Nach der illegalen Software gerät die gefälschte Hardware ins Visier der Ermittler

Hewlett-Packard (HP; Börse Frankfurt: HWP) hat in Indien den Kampf gegen Hardwarepiraten aufgenommen. Das berichten Cnet Asien. In den vergangenen vier Monaten hat die Polizei laut Unternehmensangaben neun Shops in Mumbai und Chennai ausgehoben, in denen nachgemachte Druckerpatronen und ähnliches angeboten wurden. Alleine am 8. März seien 250 Einzelprodukte beschlagnahmt worden. Sehr viel größer sei der Erfolg aber am 28. Februar gewesen, als man bei drei Einzelpersonen mehr als 1500 Einzelteile an Druckerzubehör gefunden habe.

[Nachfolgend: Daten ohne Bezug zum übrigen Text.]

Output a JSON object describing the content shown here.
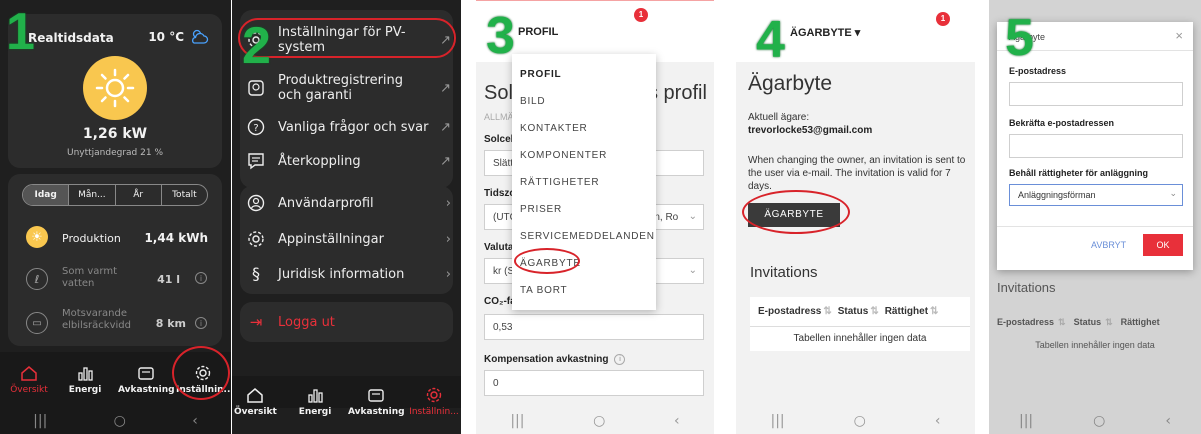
{
  "steps": [
    "1",
    "2",
    "3",
    "4",
    "5"
  ],
  "panel1": {
    "title": "Realtidsdata",
    "temperature": "10 °C",
    "power": "1,26 kW",
    "self_consumption": "Unyttjandegrad 21 %",
    "period_tabs": [
      "Idag",
      "Mån...",
      "År",
      "Totalt"
    ],
    "rows": [
      {
        "label": "Produktion",
        "value": "1,44 kWh"
      },
      {
        "label": "Som varmt vatten",
        "value": "41 l"
      },
      {
        "label": "Motsvarande elbilsräckvidd",
        "value": "8 km"
      }
    ],
    "nav": [
      "Översikt",
      "Energi",
      "Avkastning",
      "Inställnin..."
    ]
  },
  "panel2": {
    "menu": [
      {
        "label": "Inställningar för PV-system"
      },
      {
        "label": "Produktregistrering och garanti"
      },
      {
        "label": "Vanliga frågor och svar"
      },
      {
        "label": "Återkoppling"
      },
      {
        "label": "Användarprofil"
      },
      {
        "label": "Appinställningar"
      },
      {
        "label": "Juridisk information"
      }
    ],
    "logout": "Logga ut",
    "nav": [
      "Översikt",
      "Energi",
      "Avkastning",
      "Inställnin..."
    ]
  },
  "panel3": {
    "tab": "PROFIL",
    "badge": "1",
    "heading_start": "Solc",
    "heading_end": "s profil",
    "section_fragment": "ALLMÄ",
    "fields": [
      {
        "label": "Solcell",
        "value": "Slätt"
      },
      {
        "label": "Tidszo",
        "value": "(UTC",
        "suffix": "rn, Ro"
      },
      {
        "label": "Valuta",
        "value": "kr (S"
      },
      {
        "label": "CO₂-fa",
        "value": "0,53"
      },
      {
        "label": "Kompensation avkastning",
        "value": "0"
      }
    ],
    "dropdown": [
      "PROFIL",
      "BILD",
      "KONTAKTER",
      "KOMPONENTER",
      "RÄTTIGHETER",
      "PRISER",
      "SERVICEMEDDELANDEN",
      "ÄGARBYTE",
      "TA BORT"
    ]
  },
  "panel4": {
    "tab": "ÄGARBYTE",
    "badge": "1",
    "title": "Ägarbyte",
    "current_owner_label": "Aktuell ägare:",
    "current_owner_email": "trevorlocke53@gmail.com",
    "info": "When changing the owner, an invitation is sent to the user via e-mail. The invitation is valid for 7 days.",
    "button": "ÄGARBYTE",
    "invitations_title": "Invitations",
    "table_headers": [
      "E-postadress",
      "Status",
      "Rättighet"
    ],
    "empty_text": "Tabellen innehåller ingen data"
  },
  "panel5": {
    "dialog_title": "Ägarbyte",
    "close": "×",
    "email_label": "E-postadress",
    "confirm_label": "Bekräfta e-postadressen",
    "rights_label": "Behåll rättigheter för anläggning",
    "rights_value": "Anläggningsförman",
    "cancel": "AVBRYT",
    "ok": "OK",
    "invitations_title": "Invitations",
    "table_headers": [
      "E-postadress",
      "Status",
      "Rättighet"
    ],
    "empty_text": "Tabellen innehåller ingen data"
  },
  "colors": {
    "accent": "#e8303a",
    "sun": "#f9c74f",
    "step_green": "#21b14a",
    "annotation_red": "#d8232a"
  }
}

Ähnlich verhalte es sich in China: bereits im vierten Quartal des vergangenen Jahres habe die Polizei in Peking, Shanghai, Guangzhou und Shenzhen mehr als 87.000 gefälschte Patronen und anderes Zubehör gefunden.

Asien gilt gemeinhin als Eldorado der Software-Piraten. Nun scheint auch illegal nachgemachte Hardware ins Visier der Ermittler zu geraten. Einer unabhängigen Studie der Business Software Alliance zufolge wies China nach Vietnam weltweit die zweithöchste Verkaufsrate an illegalen Produkten auf. Ende vergangenen Jahres war bekannt geworden, dass In Malaysias Hauptstadt Kuala Lumpur der Handel mit schwarz gebrannten Kopien von Microsofts (Börse Frankfurt: MSF) Betriebssystem Windows XP blüht.

Cnet Asien berichtete von einer inflationären Preispolitik der Softwarepiraten: Eine CD mit dem weltweit erst am 25. Oktober frei gegebenen OS sei damals bereits für 1,50 US-Dollars zu haben gewesen. Der übliche Preis für eine illegale CD, sei es nun mit Software oder Musik, betrage drei amerikanische Dollar.